Tuesday, October 8, 2019

A Season for Everything

My garden teaches me about a life embellished with journeys. Its a time table of the last 6 and a half years of living here. You've seen the pictures of my son and I planting a knee high tree that is now feet over our heads.

My garden also shows me that I don't have to leave home to be on a journey. In my wild imagination, I always considered a journey would be going somewhere else, like to the beach to scuba, or the mountains to hike. I'd have someone take my picture of these feats so I could post online. Lately, I've discovered most of my journeys I have taken in place. Inside my head and heart. My spirit. My garden. My interactions with others. I learn from it all.

Are you a person like me, worried about a situation one month and carefree the next? Perhaps, fretful over bad choices one day, while singing praises o thankfulness the next? Married for a bit, and then not? I am finding my equilibrium through these situations as I read Ecclesiastes, A Season for Everything.

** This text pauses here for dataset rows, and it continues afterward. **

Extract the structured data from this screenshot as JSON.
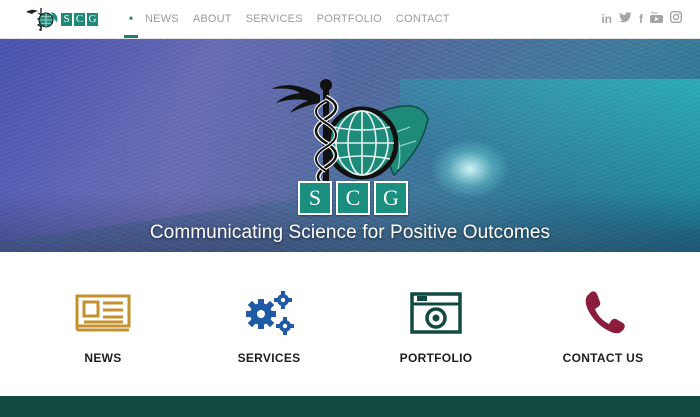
{
  "brand": {
    "logo_letters": [
      "S",
      "C",
      "G"
    ],
    "accent_color": "#1d8a7a"
  },
  "nav": {
    "home_icon": "home-icon",
    "items": [
      {
        "label": "NEWS"
      },
      {
        "label": "ABOUT"
      },
      {
        "label": "SERVICES"
      },
      {
        "label": "PORTFOLIO"
      },
      {
        "label": "CONTACT"
      }
    ],
    "active_color": "#1f7d72"
  },
  "social": {
    "icons": [
      "linkedin-icon",
      "twitter-icon",
      "facebook-icon",
      "youtube-icon",
      "instagram-icon"
    ],
    "glyphs": [
      "in",
      "🐦",
      "f",
      "▶",
      "◎"
    ]
  },
  "hero": {
    "emblem_letters": [
      "S",
      "C",
      "G"
    ],
    "tagline": "Communicating Science for Positive Outcomes"
  },
  "features": [
    {
      "label": "NEWS",
      "icon": "newspaper-icon",
      "color": "#c3922e"
    },
    {
      "label": "SERVICES",
      "icon": "gears-icon",
      "color": "#1f5aa6"
    },
    {
      "label": "PORTFOLIO",
      "icon": "camera-icon",
      "color": "#124a42"
    },
    {
      "label": "CONTACT US",
      "icon": "phone-icon",
      "color": "#8a1d3d"
    }
  ]
}
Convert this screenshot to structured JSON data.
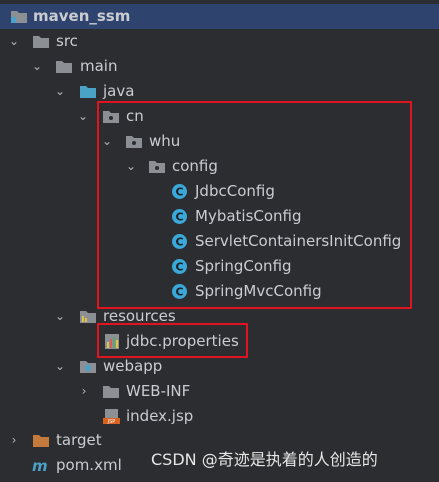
{
  "project": {
    "name": "maven_ssm"
  },
  "tree": {
    "src": "src",
    "main": "main",
    "java": "java",
    "cn": "cn",
    "whu": "whu",
    "config": "config",
    "classes": [
      "JdbcConfig",
      "MybatisConfig",
      "ServletContainersInitConfig",
      "SpringConfig",
      "SpringMvcConfig"
    ],
    "resources": "resources",
    "jdbc_properties": "jdbc.properties",
    "webapp": "webapp",
    "web_inf": "WEB-INF",
    "index_jsp": "index.jsp",
    "target": "target",
    "pom": "pom.xml"
  },
  "icons": {
    "folder": "folder-icon",
    "source_folder": "source-root-icon",
    "resources_folder": "resources-root-icon",
    "package": "package-icon",
    "class": "class-icon",
    "properties": "properties-file-icon",
    "jsp": "jsp-file-icon",
    "maven": "maven-icon",
    "web": "web-folder-icon"
  },
  "colors": {
    "background": "#2b2d30",
    "text": "#c9ccd1",
    "folder": "#8c8f94",
    "source_root": "#4aa3c7",
    "class_icon": "#3aa8d8",
    "target_folder": "#c47a3d",
    "selection": "#2e436e",
    "annotation": "#e0141e"
  },
  "watermark": "CSDN @奇迹是执着的人创造的"
}
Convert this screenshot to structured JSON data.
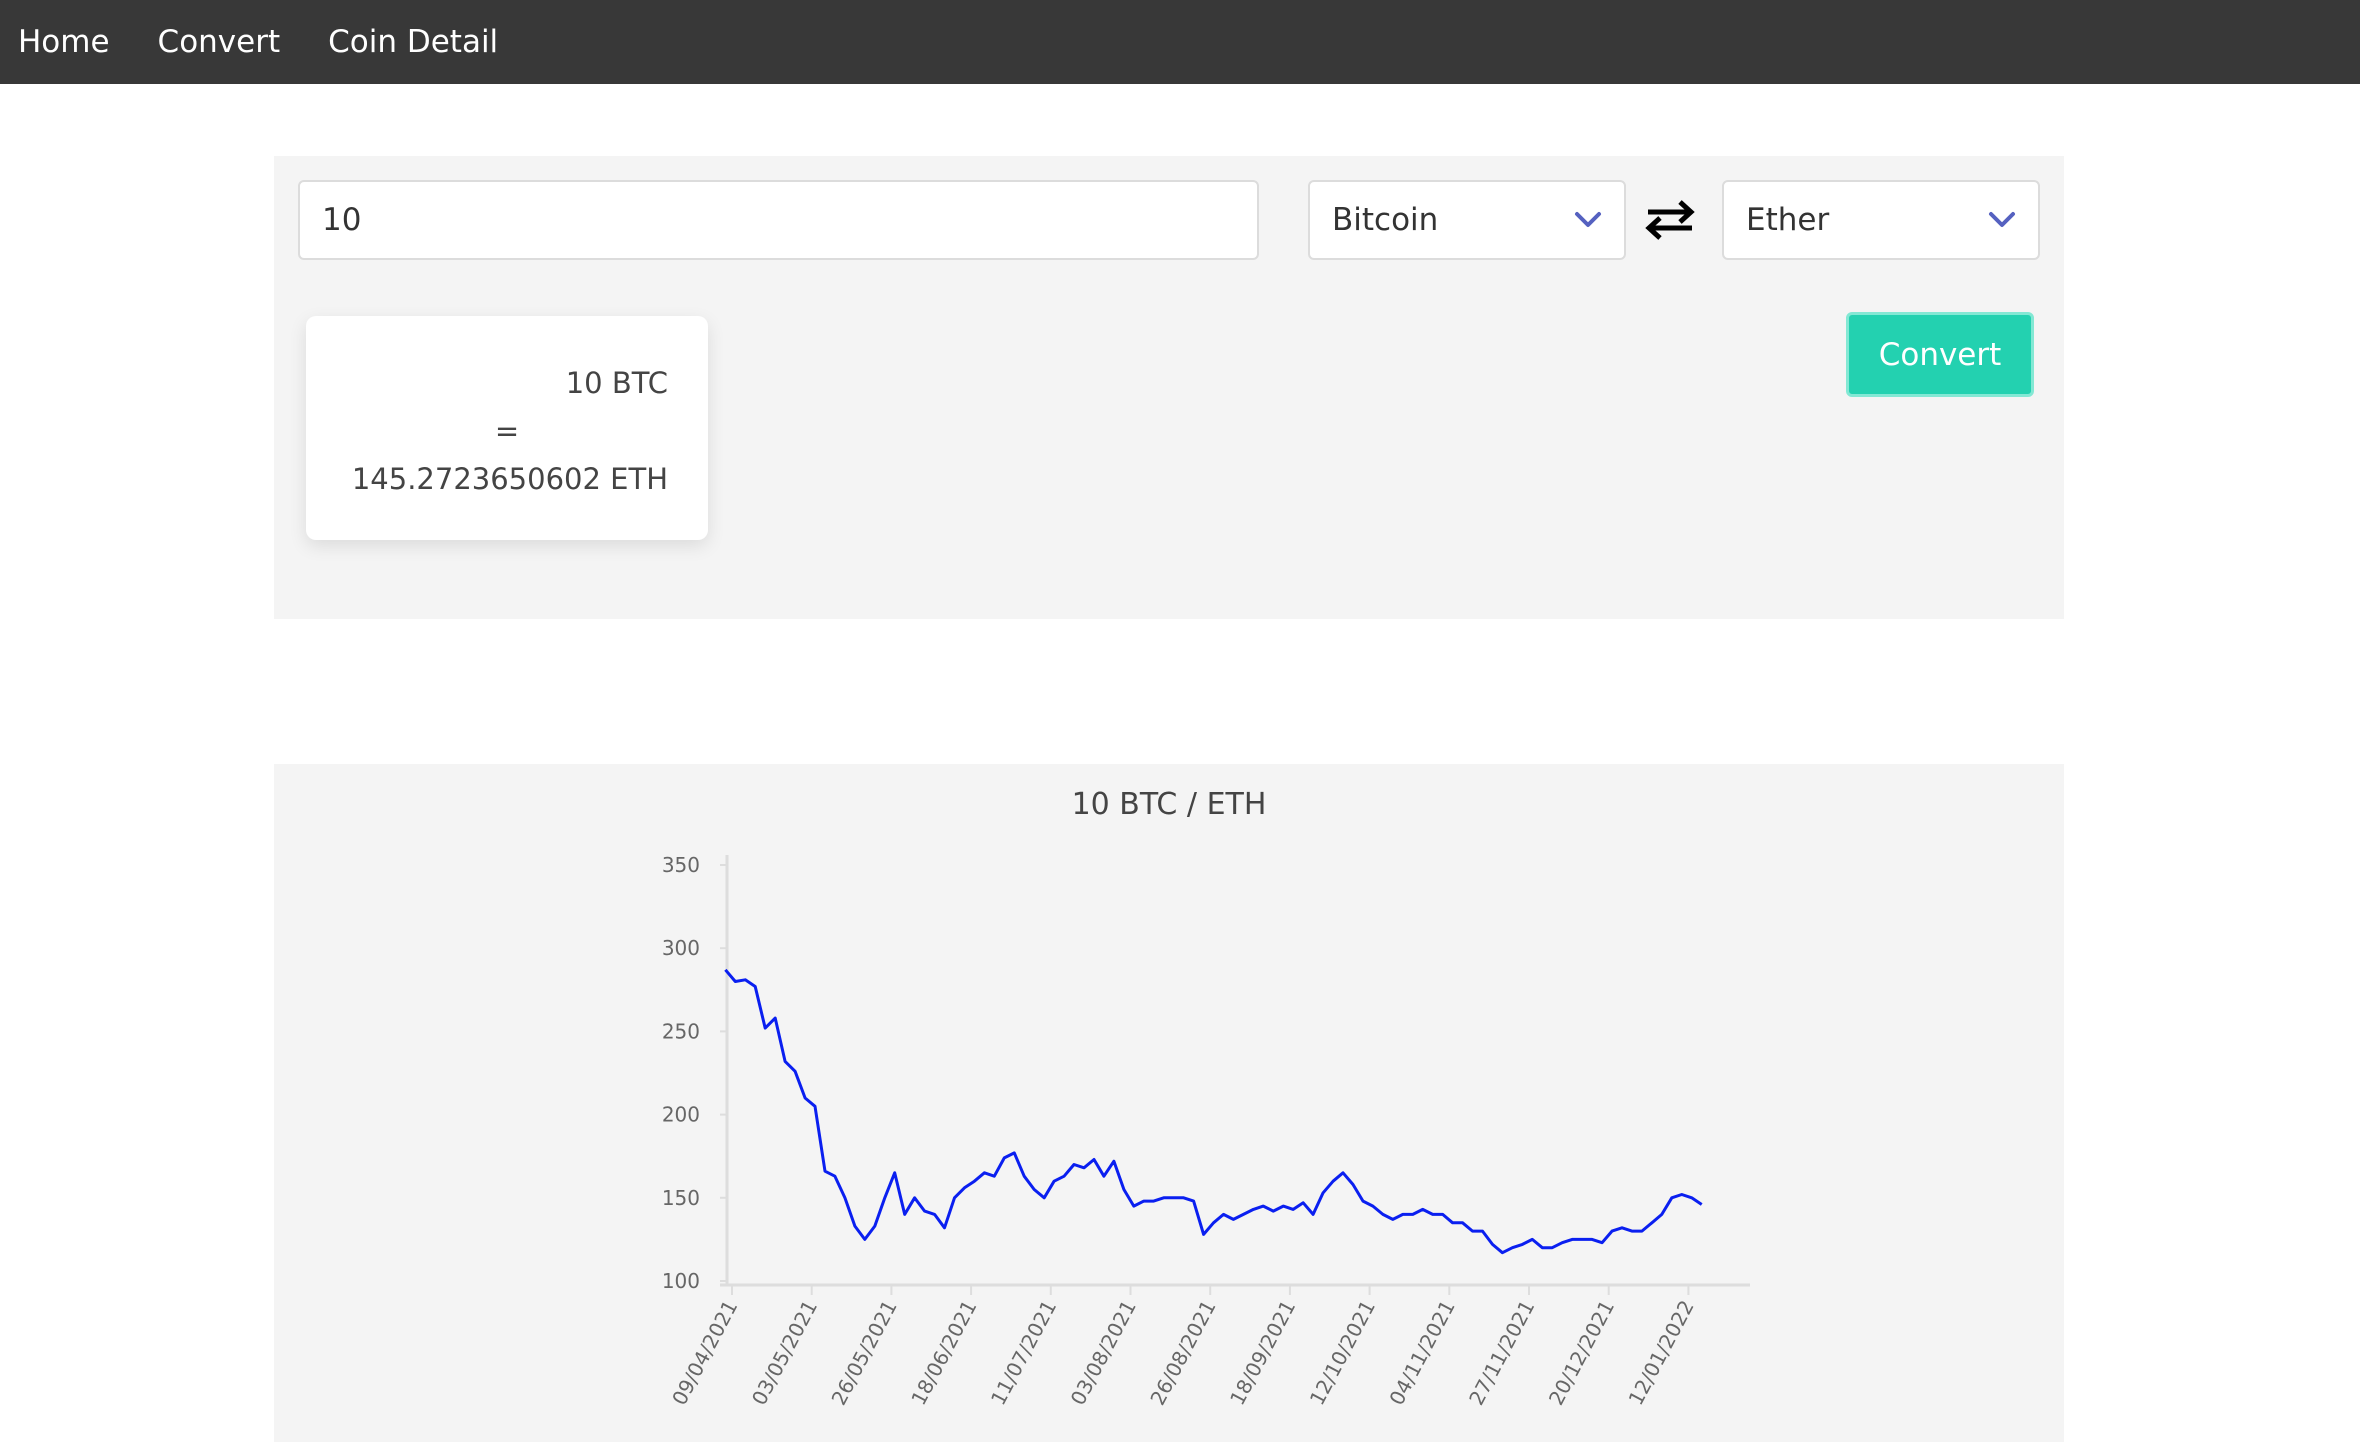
{
  "nav": {
    "items": [
      "Home",
      "Convert",
      "Coin Detail"
    ]
  },
  "converter": {
    "amount": "10",
    "from_currency": "Bitcoin",
    "to_currency": "Ether",
    "convert_label": "Convert",
    "result": {
      "amount_line": "10 BTC",
      "equals": "=",
      "result_line": "145.2723650602 ETH"
    }
  },
  "colors": {
    "navbar": "#383838",
    "accent": "#23d1b0",
    "chevron": "#5561c0",
    "line": "#0a1ff0",
    "panel": "#f4f4f4"
  },
  "icons": [
    "chevron-down-icon",
    "swap-arrows-icon"
  ],
  "chart_data": {
    "type": "line",
    "title": "10 BTC / ETH",
    "xlabel": "",
    "ylabel": "",
    "ylim": [
      100,
      350
    ],
    "yticks": [
      100,
      150,
      200,
      250,
      300,
      350
    ],
    "xticks": [
      "09/04/2021",
      "03/05/2021",
      "26/05/2021",
      "18/06/2021",
      "11/07/2021",
      "03/08/2021",
      "26/08/2021",
      "18/09/2021",
      "12/10/2021",
      "04/11/2021",
      "27/11/2021",
      "20/12/2021",
      "12/01/2022"
    ],
    "grid": false,
    "legend": "none",
    "series": [
      {
        "x": [
          "07/04/2021",
          "10/04/2021",
          "13/04/2021",
          "16/04/2021",
          "19/04/2021",
          "22/04/2021",
          "25/04/2021",
          "28/04/2021",
          "01/05/2021",
          "04/05/2021",
          "07/05/2021",
          "10/05/2021",
          "13/05/2021",
          "16/05/2021",
          "19/05/2021",
          "22/05/2021",
          "25/05/2021",
          "28/05/2021",
          "31/05/2021",
          "03/06/2021",
          "06/06/2021",
          "09/06/2021",
          "12/06/2021",
          "15/06/2021",
          "18/06/2021",
          "21/06/2021",
          "24/06/2021",
          "27/06/2021",
          "30/06/2021",
          "03/07/2021",
          "06/07/2021",
          "09/07/2021",
          "12/07/2021",
          "15/07/2021",
          "18/07/2021",
          "21/07/2021",
          "24/07/2021",
          "27/07/2021",
          "30/07/2021",
          "02/08/2021",
          "05/08/2021",
          "08/08/2021",
          "11/08/2021",
          "14/08/2021",
          "17/08/2021",
          "20/08/2021",
          "23/08/2021",
          "26/08/2021",
          "29/08/2021",
          "01/09/2021",
          "04/09/2021",
          "07/09/2021",
          "10/09/2021",
          "13/09/2021",
          "16/09/2021",
          "19/09/2021",
          "22/09/2021",
          "25/09/2021",
          "28/09/2021",
          "01/10/2021",
          "04/10/2021",
          "07/10/2021",
          "10/10/2021",
          "13/10/2021",
          "16/10/2021",
          "19/10/2021",
          "22/10/2021",
          "25/10/2021",
          "28/10/2021",
          "31/10/2021",
          "03/11/2021",
          "06/11/2021",
          "09/11/2021",
          "12/11/2021",
          "15/11/2021",
          "18/11/2021",
          "21/11/2021",
          "24/11/2021",
          "27/11/2021",
          "30/11/2021",
          "03/12/2021",
          "06/12/2021",
          "09/12/2021",
          "12/12/2021",
          "15/12/2021",
          "18/12/2021",
          "21/12/2021",
          "24/12/2021",
          "27/12/2021",
          "30/12/2021",
          "02/01/2022",
          "05/01/2022",
          "08/01/2022",
          "11/01/2022",
          "14/01/2022",
          "17/01/2022",
          "20/01/2022",
          "23/01/2022",
          "26/01/2022"
        ],
        "values": [
          287,
          280,
          281,
          277,
          252,
          258,
          232,
          226,
          210,
          205,
          166,
          163,
          150,
          133,
          125,
          133,
          150,
          165,
          140,
          150,
          142,
          140,
          132,
          150,
          156,
          160,
          165,
          163,
          174,
          177,
          163,
          155,
          150,
          160,
          163,
          170,
          168,
          173,
          163,
          172,
          155,
          145,
          148,
          148,
          150,
          150,
          150,
          148,
          128,
          135,
          140,
          137,
          140,
          143,
          145,
          142,
          145,
          143,
          147,
          140,
          153,
          160,
          165,
          158,
          148,
          145,
          140,
          137,
          140,
          140,
          143,
          140,
          140,
          135,
          135,
          130,
          130,
          122,
          117,
          120,
          122,
          125,
          120,
          120,
          123,
          125,
          125,
          125,
          123,
          130,
          132,
          130,
          130,
          135,
          140,
          150,
          152,
          150,
          146
        ]
      }
    ]
  }
}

A time for this and a time for that. A time to be short on cash and a time of plenty. A time to date and a time to be alone. A time to eat and a time to fast. A time to be with others and a time alone.

Seasons.

Leaves are the touchstone of seasons. In the spring, buds burst into green leaves, then in the fall the leaves turn orange, red, brown, yellow, and cascade off limbs. They change. We change. Nothing stays the same, certainly not our life pathway. We are caterpillars emerging from our cocoons and inching our way through life, until we become a butterfly and take flight.

Fall has a great affect on my mood. Summer was too long and the heat did not help, but just yesterday, the Texas air turned cool. Breezes wandered through my house windows and open doors. "Ah, I remember you. It took you a while, but here you are again." It turned my mood peaceful in the knowledge that God walks us through seasons of our life.

Nothing lasts forever. Winter teaches us that, brutally at times. But that too has its own beauty.





My apologies. I am a bad blogger. I mean to blog each week. Want to blog each week. But then the week turns into weeks, and adds up to a month, or two. And, it seems in my retirement, I cannot blog if I don't feel inspired, kinda like the feeling I get when I need to clean the house. "Oh, I think I can wait another day, or two." Its not at all like brownies that demand they be made right then and there.

Going forward, I will try to be better, but not promising a thing. There are lovely things outside that pull me to it, and my dogs need cuddling, and my hair needs combing, and my bed looks so comfortable, and there is a book that needs finishing and another book that needs starting, and there is a new program on TV that appears really interesting.

I used to be spot on with deadlines. Behold, that's when I worked, and my days were all scheduled and organized by a calendar. Since I am 'off the clock', for 5 days a week now, all that needful stuff has floated away as my mind drifts on the wings of birds and the spinning of leaves with each puff of wind. I will be better, perhaps. Maybe. Someday.



By the way. The last blog story is true, for those of you can even remember what that story was. All who guessed are one hundred percent correct.